WWU alum Neal Digre and Team Limelight claim top honors in $10 million XPRIZE: Rainforest
Neal Digre, ‘16, was part of a 52-person team that won the $10 million XPRIZE: Rainforest competition, a global competition to develop innovative ways of surveying biodiversity in hopes of preserving some of the world’s most important ecosystems: rainforests.
The organizers of the XPRIZE hope that if the world knows the true value of the Amazon, people will work harder to preserve it instead of rapidly destroying it. Key to valuing the rainforest’s rare ecosystem is fully understanding its biodiversity.
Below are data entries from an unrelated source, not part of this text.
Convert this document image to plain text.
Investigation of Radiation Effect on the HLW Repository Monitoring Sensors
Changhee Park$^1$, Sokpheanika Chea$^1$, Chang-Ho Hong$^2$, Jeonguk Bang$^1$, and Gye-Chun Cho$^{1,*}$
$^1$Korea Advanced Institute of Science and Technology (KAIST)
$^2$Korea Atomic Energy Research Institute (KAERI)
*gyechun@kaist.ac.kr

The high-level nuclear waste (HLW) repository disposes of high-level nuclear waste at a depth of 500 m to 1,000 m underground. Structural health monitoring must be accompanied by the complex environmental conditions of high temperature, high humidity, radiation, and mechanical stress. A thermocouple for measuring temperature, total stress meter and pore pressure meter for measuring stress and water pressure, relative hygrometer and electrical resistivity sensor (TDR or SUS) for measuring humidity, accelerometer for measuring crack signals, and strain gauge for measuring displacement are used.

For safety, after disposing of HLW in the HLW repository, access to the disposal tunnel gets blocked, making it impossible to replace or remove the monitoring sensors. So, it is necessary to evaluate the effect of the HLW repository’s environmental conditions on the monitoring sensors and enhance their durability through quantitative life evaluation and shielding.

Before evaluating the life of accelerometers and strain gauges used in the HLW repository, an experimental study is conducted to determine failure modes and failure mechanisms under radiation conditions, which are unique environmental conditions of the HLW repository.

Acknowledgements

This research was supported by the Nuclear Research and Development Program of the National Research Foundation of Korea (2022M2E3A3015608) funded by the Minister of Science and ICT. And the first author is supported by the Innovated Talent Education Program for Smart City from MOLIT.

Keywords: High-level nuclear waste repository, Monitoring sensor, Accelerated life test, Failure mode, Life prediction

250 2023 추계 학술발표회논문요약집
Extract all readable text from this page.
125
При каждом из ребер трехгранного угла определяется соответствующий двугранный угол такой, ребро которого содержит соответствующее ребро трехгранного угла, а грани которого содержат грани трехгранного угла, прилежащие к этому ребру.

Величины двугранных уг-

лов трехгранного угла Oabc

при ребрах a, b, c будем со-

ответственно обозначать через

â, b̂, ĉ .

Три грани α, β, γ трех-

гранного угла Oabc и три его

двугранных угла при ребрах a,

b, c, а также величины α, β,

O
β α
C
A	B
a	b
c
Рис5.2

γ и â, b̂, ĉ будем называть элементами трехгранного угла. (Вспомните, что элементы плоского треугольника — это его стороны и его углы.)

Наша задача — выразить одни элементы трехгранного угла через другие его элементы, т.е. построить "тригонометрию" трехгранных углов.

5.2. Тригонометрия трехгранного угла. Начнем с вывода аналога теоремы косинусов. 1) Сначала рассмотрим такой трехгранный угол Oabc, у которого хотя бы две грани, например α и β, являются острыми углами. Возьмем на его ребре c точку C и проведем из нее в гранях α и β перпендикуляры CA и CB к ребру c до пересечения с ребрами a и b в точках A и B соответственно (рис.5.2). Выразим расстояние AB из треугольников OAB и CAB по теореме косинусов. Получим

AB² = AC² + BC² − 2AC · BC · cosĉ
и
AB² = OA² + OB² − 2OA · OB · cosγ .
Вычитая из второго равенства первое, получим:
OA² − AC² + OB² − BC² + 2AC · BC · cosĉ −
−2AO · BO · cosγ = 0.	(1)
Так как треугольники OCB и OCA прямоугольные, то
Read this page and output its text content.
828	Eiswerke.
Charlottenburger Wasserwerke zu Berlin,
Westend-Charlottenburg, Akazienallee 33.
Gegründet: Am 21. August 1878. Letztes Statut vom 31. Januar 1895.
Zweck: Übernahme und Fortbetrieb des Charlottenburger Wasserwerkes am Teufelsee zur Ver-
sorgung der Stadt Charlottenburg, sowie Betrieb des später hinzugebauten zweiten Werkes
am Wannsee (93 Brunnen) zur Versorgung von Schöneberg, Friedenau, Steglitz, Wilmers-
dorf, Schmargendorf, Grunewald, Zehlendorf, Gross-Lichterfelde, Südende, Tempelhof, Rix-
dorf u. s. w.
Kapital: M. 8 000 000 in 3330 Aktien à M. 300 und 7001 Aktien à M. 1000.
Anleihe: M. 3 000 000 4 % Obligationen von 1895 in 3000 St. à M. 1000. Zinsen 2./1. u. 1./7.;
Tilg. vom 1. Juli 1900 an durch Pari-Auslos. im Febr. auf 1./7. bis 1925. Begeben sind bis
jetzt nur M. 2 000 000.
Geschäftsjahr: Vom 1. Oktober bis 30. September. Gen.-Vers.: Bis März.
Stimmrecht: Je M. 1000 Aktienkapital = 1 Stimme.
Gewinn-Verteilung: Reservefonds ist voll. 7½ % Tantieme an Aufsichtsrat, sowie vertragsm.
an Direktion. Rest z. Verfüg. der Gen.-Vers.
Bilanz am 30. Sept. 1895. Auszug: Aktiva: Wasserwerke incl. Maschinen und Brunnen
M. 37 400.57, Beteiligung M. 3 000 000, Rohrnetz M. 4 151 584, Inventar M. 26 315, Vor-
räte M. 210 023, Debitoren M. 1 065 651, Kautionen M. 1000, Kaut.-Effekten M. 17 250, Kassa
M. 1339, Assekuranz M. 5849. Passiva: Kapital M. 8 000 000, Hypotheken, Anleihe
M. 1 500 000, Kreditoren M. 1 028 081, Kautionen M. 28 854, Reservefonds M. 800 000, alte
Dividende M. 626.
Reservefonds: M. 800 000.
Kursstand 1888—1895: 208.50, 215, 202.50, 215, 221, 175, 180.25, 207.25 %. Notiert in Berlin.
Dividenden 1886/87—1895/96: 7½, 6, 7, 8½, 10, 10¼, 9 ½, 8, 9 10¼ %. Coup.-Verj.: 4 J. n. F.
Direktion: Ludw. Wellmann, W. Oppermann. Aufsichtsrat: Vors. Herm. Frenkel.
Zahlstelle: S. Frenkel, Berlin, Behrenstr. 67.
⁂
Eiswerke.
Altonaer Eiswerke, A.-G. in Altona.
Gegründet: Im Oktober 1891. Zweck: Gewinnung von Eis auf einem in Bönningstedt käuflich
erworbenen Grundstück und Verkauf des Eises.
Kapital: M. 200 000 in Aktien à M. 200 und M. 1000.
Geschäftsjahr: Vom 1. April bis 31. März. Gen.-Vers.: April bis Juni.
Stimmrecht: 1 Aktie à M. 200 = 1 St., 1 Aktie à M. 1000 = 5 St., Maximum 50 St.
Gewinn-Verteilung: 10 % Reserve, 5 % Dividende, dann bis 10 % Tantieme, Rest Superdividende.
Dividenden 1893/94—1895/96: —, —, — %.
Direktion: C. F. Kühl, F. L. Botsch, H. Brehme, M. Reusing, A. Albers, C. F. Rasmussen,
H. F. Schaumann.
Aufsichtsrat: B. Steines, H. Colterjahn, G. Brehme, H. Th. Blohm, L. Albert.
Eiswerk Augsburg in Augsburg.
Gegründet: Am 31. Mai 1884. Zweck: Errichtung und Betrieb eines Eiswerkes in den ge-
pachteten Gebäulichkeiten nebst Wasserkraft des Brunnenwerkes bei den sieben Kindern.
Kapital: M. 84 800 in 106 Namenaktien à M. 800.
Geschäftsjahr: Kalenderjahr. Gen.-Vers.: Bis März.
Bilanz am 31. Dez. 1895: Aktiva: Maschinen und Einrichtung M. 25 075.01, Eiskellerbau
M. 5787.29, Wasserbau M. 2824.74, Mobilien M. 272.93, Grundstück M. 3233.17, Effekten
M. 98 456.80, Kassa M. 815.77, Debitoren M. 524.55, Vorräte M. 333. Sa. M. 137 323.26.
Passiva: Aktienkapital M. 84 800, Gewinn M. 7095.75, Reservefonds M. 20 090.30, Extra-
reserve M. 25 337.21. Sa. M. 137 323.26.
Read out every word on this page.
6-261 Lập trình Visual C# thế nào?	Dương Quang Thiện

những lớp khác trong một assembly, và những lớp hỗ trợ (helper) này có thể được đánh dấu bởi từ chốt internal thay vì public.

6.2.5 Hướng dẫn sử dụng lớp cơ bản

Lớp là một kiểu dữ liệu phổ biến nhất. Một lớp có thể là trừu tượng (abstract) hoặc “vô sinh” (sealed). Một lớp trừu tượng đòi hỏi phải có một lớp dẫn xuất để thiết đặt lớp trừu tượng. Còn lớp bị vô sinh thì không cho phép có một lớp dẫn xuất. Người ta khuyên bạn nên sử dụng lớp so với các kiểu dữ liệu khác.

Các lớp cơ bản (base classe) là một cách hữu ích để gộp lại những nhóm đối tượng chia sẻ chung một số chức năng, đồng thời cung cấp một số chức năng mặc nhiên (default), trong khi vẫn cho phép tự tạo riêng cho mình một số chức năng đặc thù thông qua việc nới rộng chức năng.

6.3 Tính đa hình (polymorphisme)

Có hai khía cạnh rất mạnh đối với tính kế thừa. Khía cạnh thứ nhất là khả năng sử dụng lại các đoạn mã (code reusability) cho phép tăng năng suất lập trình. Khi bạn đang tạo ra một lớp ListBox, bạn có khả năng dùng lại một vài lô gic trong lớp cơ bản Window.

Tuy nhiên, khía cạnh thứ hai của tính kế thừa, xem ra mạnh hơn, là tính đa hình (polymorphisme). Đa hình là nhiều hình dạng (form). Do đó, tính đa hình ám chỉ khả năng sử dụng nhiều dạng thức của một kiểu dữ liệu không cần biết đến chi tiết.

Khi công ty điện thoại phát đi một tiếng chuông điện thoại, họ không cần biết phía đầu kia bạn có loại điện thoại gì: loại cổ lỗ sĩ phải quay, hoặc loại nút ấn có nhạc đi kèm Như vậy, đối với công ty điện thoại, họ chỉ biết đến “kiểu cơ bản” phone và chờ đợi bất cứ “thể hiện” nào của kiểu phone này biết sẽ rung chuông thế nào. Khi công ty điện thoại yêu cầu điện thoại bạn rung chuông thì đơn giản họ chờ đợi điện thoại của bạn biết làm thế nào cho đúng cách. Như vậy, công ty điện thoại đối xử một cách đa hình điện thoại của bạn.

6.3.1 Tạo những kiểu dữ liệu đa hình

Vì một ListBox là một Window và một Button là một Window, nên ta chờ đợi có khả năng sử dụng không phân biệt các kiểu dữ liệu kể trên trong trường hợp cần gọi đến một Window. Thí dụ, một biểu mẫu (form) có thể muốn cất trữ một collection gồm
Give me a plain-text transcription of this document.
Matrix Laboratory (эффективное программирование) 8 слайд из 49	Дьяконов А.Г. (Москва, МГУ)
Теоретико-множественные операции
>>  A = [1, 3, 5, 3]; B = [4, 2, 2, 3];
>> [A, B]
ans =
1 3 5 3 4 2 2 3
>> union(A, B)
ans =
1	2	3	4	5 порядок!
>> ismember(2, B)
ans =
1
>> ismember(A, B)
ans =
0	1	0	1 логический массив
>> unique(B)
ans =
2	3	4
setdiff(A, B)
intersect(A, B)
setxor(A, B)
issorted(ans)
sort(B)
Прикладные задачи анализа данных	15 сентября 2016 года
Digre, who completed WWU bachelor’s degrees in both computer science and linguistics, brought his specialized expertise in natural language processing to the winning team, Team Limelight.
Digre built a computer model that could analyze the sounds of birds, insects and other rainforest critters and discern the individual calls, cries, hoots, and chirps to identify the species emitting those noises.
His experience with both languages and machine learning was a perfect match for the task — what are the chirping of crickets or the calls of birds but their own languages?
The sounds were collected in the team’s namesake technology, the Limelight, a remote-sensing platform delivered by drone to the top of the jungle canopy, where it used lights to attract and listen in on birds, insects and tree-dwelling animals.
Of the total of $10 million in prize money from the contest, the winning team gets $5 million to split among its members.
But the five-year competition was never about the money for Digre, he explained, especially when they began working on it years ago without any idea they would make a single cent.
When asked about the possibility of winning just before the finals began last summer, Digre said, “I kind of feel like we’ve already won, because of the connections we have made, and the exposure that the contest has given to the plight of the rainforest. In the end, this is about what I could do to help the planet—and it is easy to feel good about that.”